Fino al 6 gennaio, a Villa Farnesina, “Raffaello in Villa Farnesina: Galatea e Psiche”. Curata da Antonio Sgamellotti e dal conservatore di Villa Farnesina Virginia Lapenta, l’esposizione presenta gli esiti delle indagini del gruppo coordinato da Sgamellotti stesso, che hanno portato alla scoperta del blu egizio, usato da Sanzio nell’affresco “Trionfo di Galatea” a Villa Farnesina. Un colore antico, che si credeva dimenticato, che l’artista ha fatto ricreare basandosi sulle fonti antiche.
Ancora anniversari. Vari gli appuntamenti espositivi per i trecento anni dalla nascita di Giambattista Piranesi. L’Istituto Centrale per la Grafica, fino al 31 gennaio, ospita la mostra “Piranesi.
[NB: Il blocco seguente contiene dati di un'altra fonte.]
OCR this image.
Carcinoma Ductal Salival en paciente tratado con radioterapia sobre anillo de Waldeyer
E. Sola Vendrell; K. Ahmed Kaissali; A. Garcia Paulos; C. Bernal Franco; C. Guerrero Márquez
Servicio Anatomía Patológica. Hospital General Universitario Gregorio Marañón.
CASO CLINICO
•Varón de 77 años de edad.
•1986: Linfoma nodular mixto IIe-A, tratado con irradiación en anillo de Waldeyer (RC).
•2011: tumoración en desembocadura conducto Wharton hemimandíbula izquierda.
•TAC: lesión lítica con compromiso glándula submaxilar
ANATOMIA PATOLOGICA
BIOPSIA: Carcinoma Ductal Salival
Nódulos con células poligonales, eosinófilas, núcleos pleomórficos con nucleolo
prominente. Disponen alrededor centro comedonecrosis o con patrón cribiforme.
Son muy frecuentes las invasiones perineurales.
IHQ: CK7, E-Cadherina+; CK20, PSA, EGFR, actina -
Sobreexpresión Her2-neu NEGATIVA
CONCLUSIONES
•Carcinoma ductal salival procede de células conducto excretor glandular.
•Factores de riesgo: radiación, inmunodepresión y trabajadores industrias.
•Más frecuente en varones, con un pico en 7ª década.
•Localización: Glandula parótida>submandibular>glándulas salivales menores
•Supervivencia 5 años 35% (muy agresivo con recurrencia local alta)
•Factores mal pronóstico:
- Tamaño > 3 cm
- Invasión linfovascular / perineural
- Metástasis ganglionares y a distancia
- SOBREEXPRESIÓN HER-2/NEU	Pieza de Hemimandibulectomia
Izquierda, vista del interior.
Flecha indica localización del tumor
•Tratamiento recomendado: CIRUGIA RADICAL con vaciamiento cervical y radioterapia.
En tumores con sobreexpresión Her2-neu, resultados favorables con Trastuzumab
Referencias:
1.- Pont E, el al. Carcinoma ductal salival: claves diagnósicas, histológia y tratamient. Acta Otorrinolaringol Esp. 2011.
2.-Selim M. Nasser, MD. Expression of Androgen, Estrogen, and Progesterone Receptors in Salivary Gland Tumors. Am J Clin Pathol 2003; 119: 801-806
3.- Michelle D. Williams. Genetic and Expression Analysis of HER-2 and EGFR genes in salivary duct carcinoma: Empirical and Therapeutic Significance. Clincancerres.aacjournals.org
Appuntamento piranesiano, anche alla Casa di Goethe, fino al 28 febbraio, con “Piranesi oggi”, a cura di Maria Gazzetti, che pone in dialogo incisioni di Piranesi dalla propria collezione, “Vedute di Roma” e Capricci” con opere di artisti contemporanei italiani e tedeschi, a sottolineare la vitalità e l’importanza dell’influenza piranesiana nell’arte, anche contemporanea. Ecco allora, lavori di Gabriele Basilico, Sebastian Felix Ernst, Flaminia Lizzani, ma anche di Elisa Montessori, Gloria Pastore, Max Renkel e Judith Schalansky. Obiettivo, offrire, appunto, nuovi punti di vista e riflessione.
Il museo di Roma a Palazzo Braschi, invece, fino al 15 novembre celebra Giovanni Amos Comenio, filosofo e pedagogista ceco, nella mostra “Comenio - un pensatore nei labirinti dell’Europa del XVII secolo”. Tra scritti, stampe, opere editoriali, mappe e proiezioni audiovisive, quasi sessanta opere, alcune esposte per la prima volta, illustrano il pensiero del filosofo, vissuto tra 1592 e 1670, guardando pure alla sua attualità.
All’Istituto giapponese di Cultura, fotografia protagonista con “Adolfo Farsari il fotografo italiano che ha ritratto il Giappone di fine '800”, a cura di Osano Shigetoshi, professore emerito dell’università di Tokyo, in collaborazione con Istituto Italiano di Cultura di Tokyo, visitabile fino all’8 gennaio. Esposte sessantaquattro immagini, esempi della fotografia in bianco e nero poi colorata a mano detta Yokohama Shashin. Avventuriero e fotografo, Farsari ha raccontato il Giappone nel suo lento divenire, contribuendo a costruire, con i suoi scatti, l’immaginario occidentale in tema fino ai nostri giorni.